Elke opleidingsschool binnen de AONHW:
- Stelt de eigen onderzoek- en ontwikkelagenda vast.
- Wisselt met de instituten uit hoe de ontwikkelagenda van de school te verbinden is met de onderzoeksgebieden van de instituten. Dit vereist derhalve structureel overleg tussen school en instituten.
- Stemt met de (begeleider vanuit de) opleidingsinstituten af welke thema’s en onderwerpen geschikt zijn voor en passen bij zowel de school als het instituut.
- Stemt een duidelijke taakverdeling af van alle betrokkenen bij het studentenonderzoek binnen de school: bij wie kan de student met welke vragen en voor welke begeleiding terecht? Wie organiseert wat op welk moment? De school let hierbij goed op de capaciteiten en mogelijkheden van de diverse personen.
- Signaleert hiaten in kennis van de onderzoeksdocenten of andere begeleiders van de studenten op de school en faciliteert begeleiding of opleiding.
- Neemt de student aan na een beoordeling op de passendheid van de interesse van de student bij de school.
- Bewaakt de passendheid van het onderzoek bij de ontwikkelagenda van de school, gaandeweg de uitvoering van het onderzoek door de student.
- Bouwt in de jaarplanning het collegiale gesprek in over de voortgang van de ontwikkelagenda en het uitgevoerde onderzoek.
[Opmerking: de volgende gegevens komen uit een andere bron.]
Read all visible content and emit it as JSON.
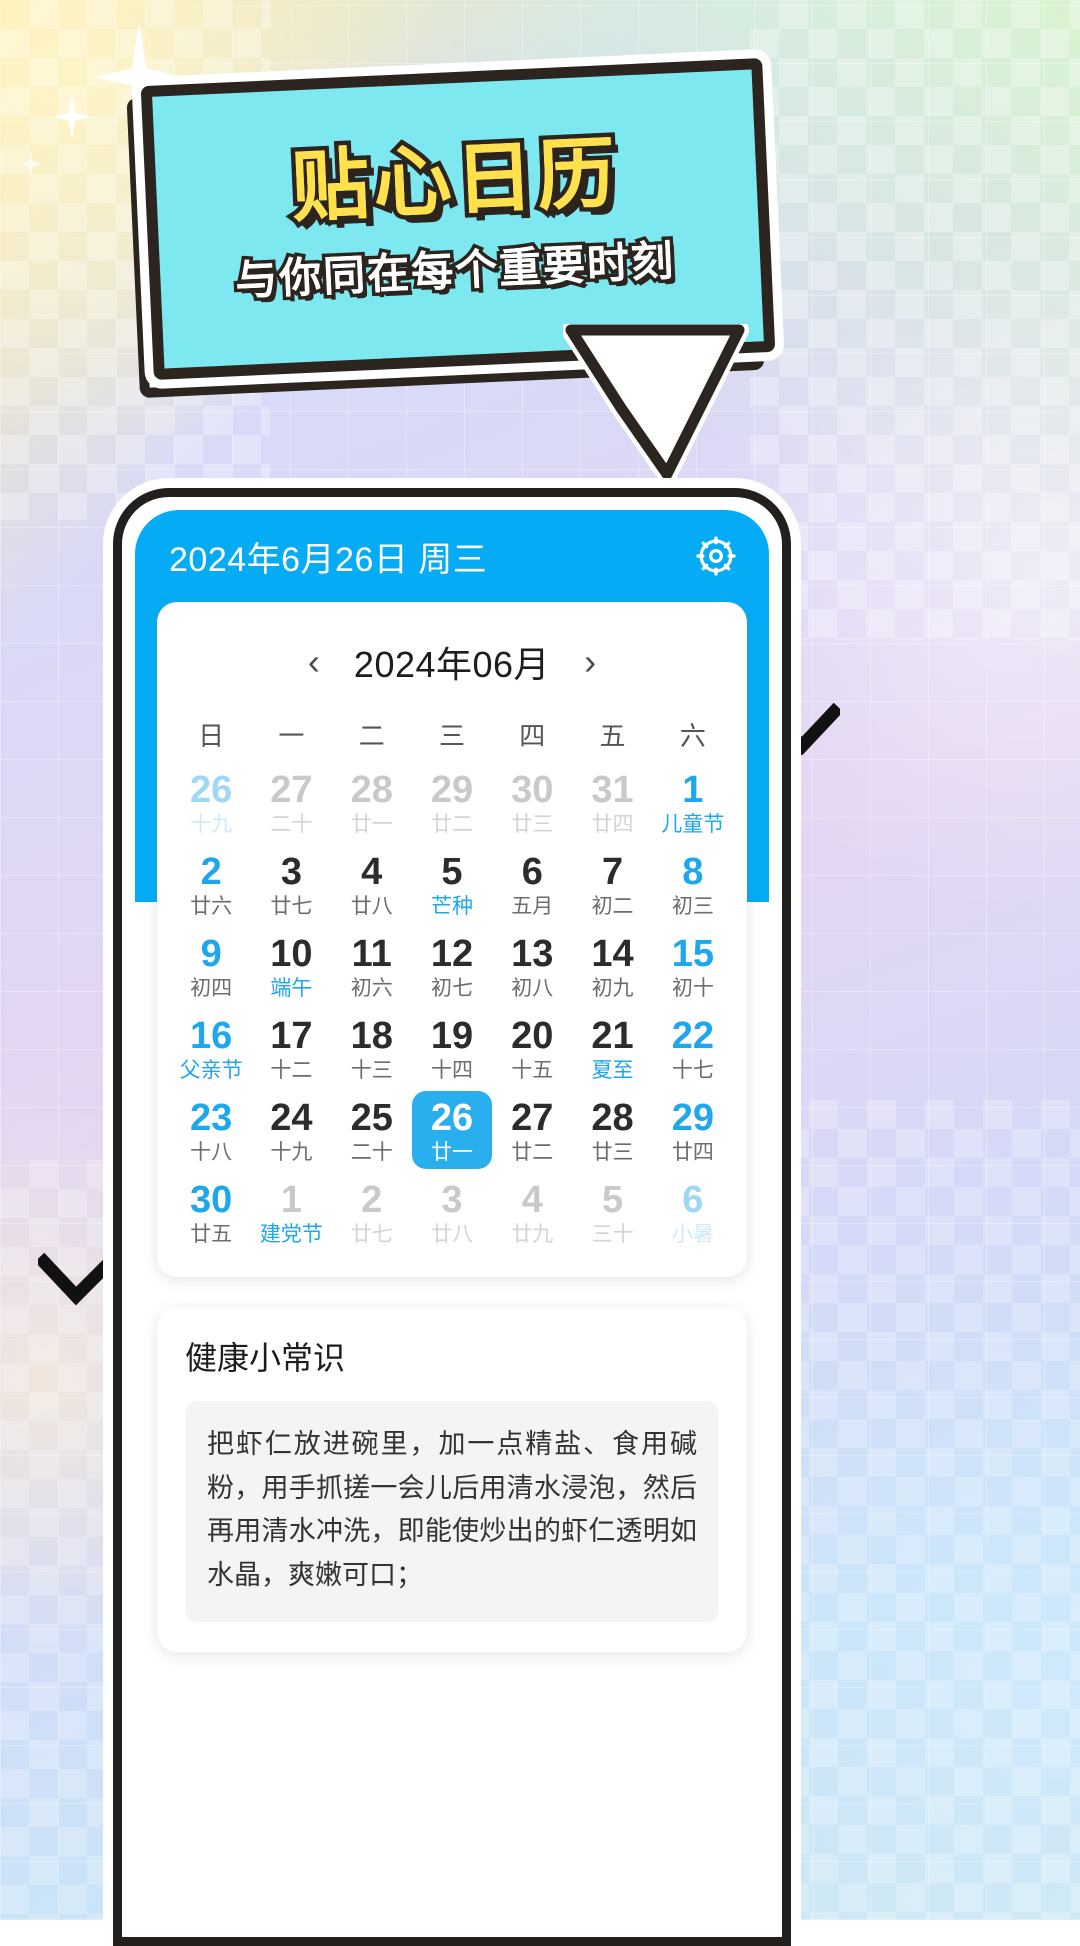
{
  "poster": {
    "title": "贴心日历",
    "subtitle": "与你同在每个重要时刻",
    "title_color": "#FFE14D",
    "banner_color": "#7DE8F0",
    "outline_color": "#2b241f"
  },
  "app": {
    "accent_color": "#05ACF5",
    "header": {
      "date_text": "2024年6月26日 周三",
      "settings_icon": "gear-icon"
    },
    "calendar": {
      "prev_label": "‹",
      "next_label": "›",
      "month_label": "2024年06月",
      "weekdays": [
        "日",
        "一",
        "二",
        "三",
        "四",
        "五",
        "六"
      ],
      "weeks": [
        [
          {
            "day": "26",
            "lunar": "十九",
            "out": true,
            "weekend": true,
            "fest": false,
            "sel": false
          },
          {
            "day": "27",
            "lunar": "二十",
            "out": true,
            "weekend": false,
            "fest": false,
            "sel": false
          },
          {
            "day": "28",
            "lunar": "廿一",
            "out": true,
            "weekend": false,
            "fest": false,
            "sel": false
          },
          {
            "day": "29",
            "lunar": "廿二",
            "out": true,
            "weekend": false,
            "fest": false,
            "sel": false
          },
          {
            "day": "30",
            "lunar": "廿三",
            "out": true,
            "weekend": false,
            "fest": false,
            "sel": false
          },
          {
            "day": "31",
            "lunar": "廿四",
            "out": true,
            "weekend": false,
            "fest": false,
            "sel": false
          },
          {
            "day": "1",
            "lunar": "儿童节",
            "out": false,
            "weekend": true,
            "fest": true,
            "sel": false
          }
        ],
        [
          {
            "day": "2",
            "lunar": "廿六",
            "out": false,
            "weekend": true,
            "fest": false,
            "sel": false
          },
          {
            "day": "3",
            "lunar": "廿七",
            "out": false,
            "weekend": false,
            "fest": false,
            "sel": false
          },
          {
            "day": "4",
            "lunar": "廿八",
            "out": false,
            "weekend": false,
            "fest": false,
            "sel": false
          },
          {
            "day": "5",
            "lunar": "芒种",
            "out": false,
            "weekend": false,
            "fest": true,
            "sel": false
          },
          {
            "day": "6",
            "lunar": "五月",
            "out": false,
            "weekend": false,
            "fest": false,
            "sel": false
          },
          {
            "day": "7",
            "lunar": "初二",
            "out": false,
            "weekend": false,
            "fest": false,
            "sel": false
          },
          {
            "day": "8",
            "lunar": "初三",
            "out": false,
            "weekend": true,
            "fest": false,
            "sel": false
          }
        ],
        [
          {
            "day": "9",
            "lunar": "初四",
            "out": false,
            "weekend": true,
            "fest": false,
            "sel": false
          },
          {
            "day": "10",
            "lunar": "端午",
            "out": false,
            "weekend": false,
            "fest": true,
            "sel": false
          },
          {
            "day": "11",
            "lunar": "初六",
            "out": false,
            "weekend": false,
            "fest": false,
            "sel": false
          },
          {
            "day": "12",
            "lunar": "初七",
            "out": false,
            "weekend": false,
            "fest": false,
            "sel": false
          },
          {
            "day": "13",
            "lunar": "初八",
            "out": false,
            "weekend": false,
            "fest": false,
            "sel": false
          },
          {
            "day": "14",
            "lunar": "初九",
            "out": false,
            "weekend": false,
            "fest": false,
            "sel": false
          },
          {
            "day": "15",
            "lunar": "初十",
            "out": false,
            "weekend": true,
            "fest": false,
            "sel": false
          }
        ],
        [
          {
            "day": "16",
            "lunar": "父亲节",
            "out": false,
            "weekend": true,
            "fest": true,
            "sel": false
          },
          {
            "day": "17",
            "lunar": "十二",
            "out": false,
            "weekend": false,
            "fest": false,
            "sel": false
          },
          {
            "day": "18",
            "lunar": "十三",
            "out": false,
            "weekend": false,
            "fest": false,
            "sel": false
          },
          {
            "day": "19",
            "lunar": "十四",
            "out": false,
            "weekend": false,
            "fest": false,
            "sel": false
          },
          {
            "day": "20",
            "lunar": "十五",
            "out": false,
            "weekend": false,
            "fest": false,
            "sel": false
          },
          {
            "day": "21",
            "lunar": "夏至",
            "out": false,
            "weekend": false,
            "fest": true,
            "sel": false
          },
          {
            "day": "22",
            "lunar": "十七",
            "out": false,
            "weekend": true,
            "fest": false,
            "sel": false
          }
        ],
        [
          {
            "day": "23",
            "lunar": "十八",
            "out": false,
            "weekend": true,
            "fest": false,
            "sel": false
          },
          {
            "day": "24",
            "lunar": "十九",
            "out": false,
            "weekend": false,
            "fest": false,
            "sel": false
          },
          {
            "day": "25",
            "lunar": "二十",
            "out": false,
            "weekend": false,
            "fest": false,
            "sel": false
          },
          {
            "day": "26",
            "lunar": "廿一",
            "out": false,
            "weekend": false,
            "fest": false,
            "sel": true
          },
          {
            "day": "27",
            "lunar": "廿二",
            "out": false,
            "weekend": false,
            "fest": false,
            "sel": false
          },
          {
            "day": "28",
            "lunar": "廿三",
            "out": false,
            "weekend": false,
            "fest": false,
            "sel": false
          },
          {
            "day": "29",
            "lunar": "廿四",
            "out": false,
            "weekend": true,
            "fest": false,
            "sel": false
          }
        ],
        [
          {
            "day": "30",
            "lunar": "廿五",
            "out": false,
            "weekend": true,
            "fest": false,
            "sel": false
          },
          {
            "day": "1",
            "lunar": "建党节",
            "out": true,
            "weekend": false,
            "fest": true,
            "sel": false
          },
          {
            "day": "2",
            "lunar": "廿七",
            "out": true,
            "weekend": false,
            "fest": false,
            "sel": false
          },
          {
            "day": "3",
            "lunar": "廿八",
            "out": true,
            "weekend": false,
            "fest": false,
            "sel": false
          },
          {
            "day": "4",
            "lunar": "廿九",
            "out": true,
            "weekend": false,
            "fest": false,
            "sel": false
          },
          {
            "day": "5",
            "lunar": "三十",
            "out": true,
            "weekend": false,
            "fest": false,
            "sel": false
          },
          {
            "day": "6",
            "lunar": "小暑",
            "out": true,
            "weekend": true,
            "fest": true,
            "sel": false
          }
        ]
      ]
    },
    "tip": {
      "title": "健康小常识",
      "body": "把虾仁放进碗里，加一点精盐、食用碱粉，用手抓搓一会儿后用清水浸泡，然后再用清水冲洗，即能使炒出的虾仁透明如水晶，爽嫩可口；"
    }
  }
}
De school is betrokken gedurende het gehele proces van het lopende studentenonderzoek (de ruwe data) en stuurt bij/verdiept waar nodig.
- Organiseert regelmatige overlegmomenten met het instituut over de voortgang en begeleiding van de student.
- Combineert zo veel mogelijk de diverse gesprekken en bijeenkomsten vanwege tijdsinvestering; dit vraagt om expertise van de schoolopleider.
- Beoordeelt het studentenonderzoek samen met de begeleider vanuit het instituut.
- Rapporteert hoe de school met het onderzoeksprogramma vordert; dat wil zeggen welke verdieping is aangebracht en welke aanpassingen zijn gedaan. De brainstorm over relevante vragen moet zijn vastgelegd.